Christie's sale of 19th-century European art in London on Jan. 21 realized £2.3 million ($3.2 million) for 65 lots offered. Of these, 33 lots, or 51 percent, found buyers. By value the auction was 56 percent sold.

NEW YORK—Christie’s sale of 19th-century European art in London on Jan. 21 realized £2.3million ($3.2million) for 65 lots offered. Of these, 33 lots, or 51 percent, found buyers. By value the auction was 56 percent sold.

The top price was £337,250 ($467,766), paid by a European collector for Lancelot-Théodore Turpin de Crissé’s painting The Erechteion on the Acropolis, Athens, 1805, well above the estimate of £120,000/180,000. The work had been in the same collection for more than 27 years.

Alexej Harlamoff’s portrait of a young girl holding flowers, Summertime, had also been off the auction market for some time, having last been offered at Christie’s London in 1983. Estimated at £250,000/350,000 in this sale, it sold to a U.S. collector for £289,250 ($401,200).

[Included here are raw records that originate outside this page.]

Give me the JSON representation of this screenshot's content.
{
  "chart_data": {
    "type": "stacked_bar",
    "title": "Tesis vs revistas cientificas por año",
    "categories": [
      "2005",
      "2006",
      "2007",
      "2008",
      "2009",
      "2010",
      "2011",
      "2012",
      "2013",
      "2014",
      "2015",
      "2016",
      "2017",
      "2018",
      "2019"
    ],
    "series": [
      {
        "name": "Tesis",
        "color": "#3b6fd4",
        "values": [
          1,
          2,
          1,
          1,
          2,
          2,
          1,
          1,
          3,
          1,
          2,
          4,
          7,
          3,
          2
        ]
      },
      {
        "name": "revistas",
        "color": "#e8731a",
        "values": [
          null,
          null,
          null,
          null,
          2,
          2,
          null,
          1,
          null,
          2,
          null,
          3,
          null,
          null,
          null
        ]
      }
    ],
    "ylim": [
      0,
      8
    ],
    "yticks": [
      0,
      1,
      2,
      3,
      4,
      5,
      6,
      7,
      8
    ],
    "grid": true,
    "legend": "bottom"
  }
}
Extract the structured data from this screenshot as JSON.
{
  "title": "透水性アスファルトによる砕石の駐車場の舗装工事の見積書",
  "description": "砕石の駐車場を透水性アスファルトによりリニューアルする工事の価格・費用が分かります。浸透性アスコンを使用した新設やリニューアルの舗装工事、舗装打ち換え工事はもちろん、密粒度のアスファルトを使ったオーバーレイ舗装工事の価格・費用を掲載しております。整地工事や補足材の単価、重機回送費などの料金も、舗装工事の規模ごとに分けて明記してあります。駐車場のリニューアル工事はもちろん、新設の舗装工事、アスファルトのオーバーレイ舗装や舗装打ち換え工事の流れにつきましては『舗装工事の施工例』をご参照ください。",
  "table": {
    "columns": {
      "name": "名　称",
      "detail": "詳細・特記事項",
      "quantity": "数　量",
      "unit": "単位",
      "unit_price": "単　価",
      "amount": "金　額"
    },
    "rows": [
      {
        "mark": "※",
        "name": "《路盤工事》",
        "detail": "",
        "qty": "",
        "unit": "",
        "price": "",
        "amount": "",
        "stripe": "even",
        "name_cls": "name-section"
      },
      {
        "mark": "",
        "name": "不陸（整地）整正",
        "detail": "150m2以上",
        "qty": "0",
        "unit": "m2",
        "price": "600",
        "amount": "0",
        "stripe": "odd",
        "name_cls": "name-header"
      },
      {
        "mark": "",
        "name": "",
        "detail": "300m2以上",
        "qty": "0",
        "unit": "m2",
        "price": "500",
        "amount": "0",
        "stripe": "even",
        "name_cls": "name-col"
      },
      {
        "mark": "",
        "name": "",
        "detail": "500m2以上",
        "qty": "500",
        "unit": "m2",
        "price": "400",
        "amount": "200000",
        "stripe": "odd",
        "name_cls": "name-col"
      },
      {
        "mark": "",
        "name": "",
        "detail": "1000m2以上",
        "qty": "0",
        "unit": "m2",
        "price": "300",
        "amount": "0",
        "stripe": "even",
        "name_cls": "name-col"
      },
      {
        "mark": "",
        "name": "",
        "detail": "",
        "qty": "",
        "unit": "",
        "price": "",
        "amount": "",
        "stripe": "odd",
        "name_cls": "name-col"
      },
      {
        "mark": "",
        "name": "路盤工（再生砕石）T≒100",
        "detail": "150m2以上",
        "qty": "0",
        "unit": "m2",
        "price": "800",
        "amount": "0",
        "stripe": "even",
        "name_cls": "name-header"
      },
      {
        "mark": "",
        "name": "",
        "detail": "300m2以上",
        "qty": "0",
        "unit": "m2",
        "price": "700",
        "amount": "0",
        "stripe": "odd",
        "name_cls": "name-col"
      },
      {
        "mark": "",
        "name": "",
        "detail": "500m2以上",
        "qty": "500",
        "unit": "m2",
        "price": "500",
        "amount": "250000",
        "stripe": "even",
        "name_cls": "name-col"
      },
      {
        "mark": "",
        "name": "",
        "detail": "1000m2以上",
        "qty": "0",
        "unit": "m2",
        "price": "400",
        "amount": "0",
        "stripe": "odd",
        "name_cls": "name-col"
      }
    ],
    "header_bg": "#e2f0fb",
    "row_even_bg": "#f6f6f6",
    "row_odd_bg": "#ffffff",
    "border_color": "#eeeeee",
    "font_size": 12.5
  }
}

A stable painting by Théodore-Jean-Louis Géricault (1791–1824), White Horse Standing in a Stable, circa 1810–13, was sold to a U.S. collector for £205,250 ($284,682), just clearing the low end of the £200,000/300,000 estimate with the buyer’s premium included. The painting has appeared at auction numerous times throughout its nearly 200-year history, including sales at the Hôtel Drouot, Paris, in 1867, 1883 and 1891, and more recently at Sotheby’s in Lon­don in June 1996.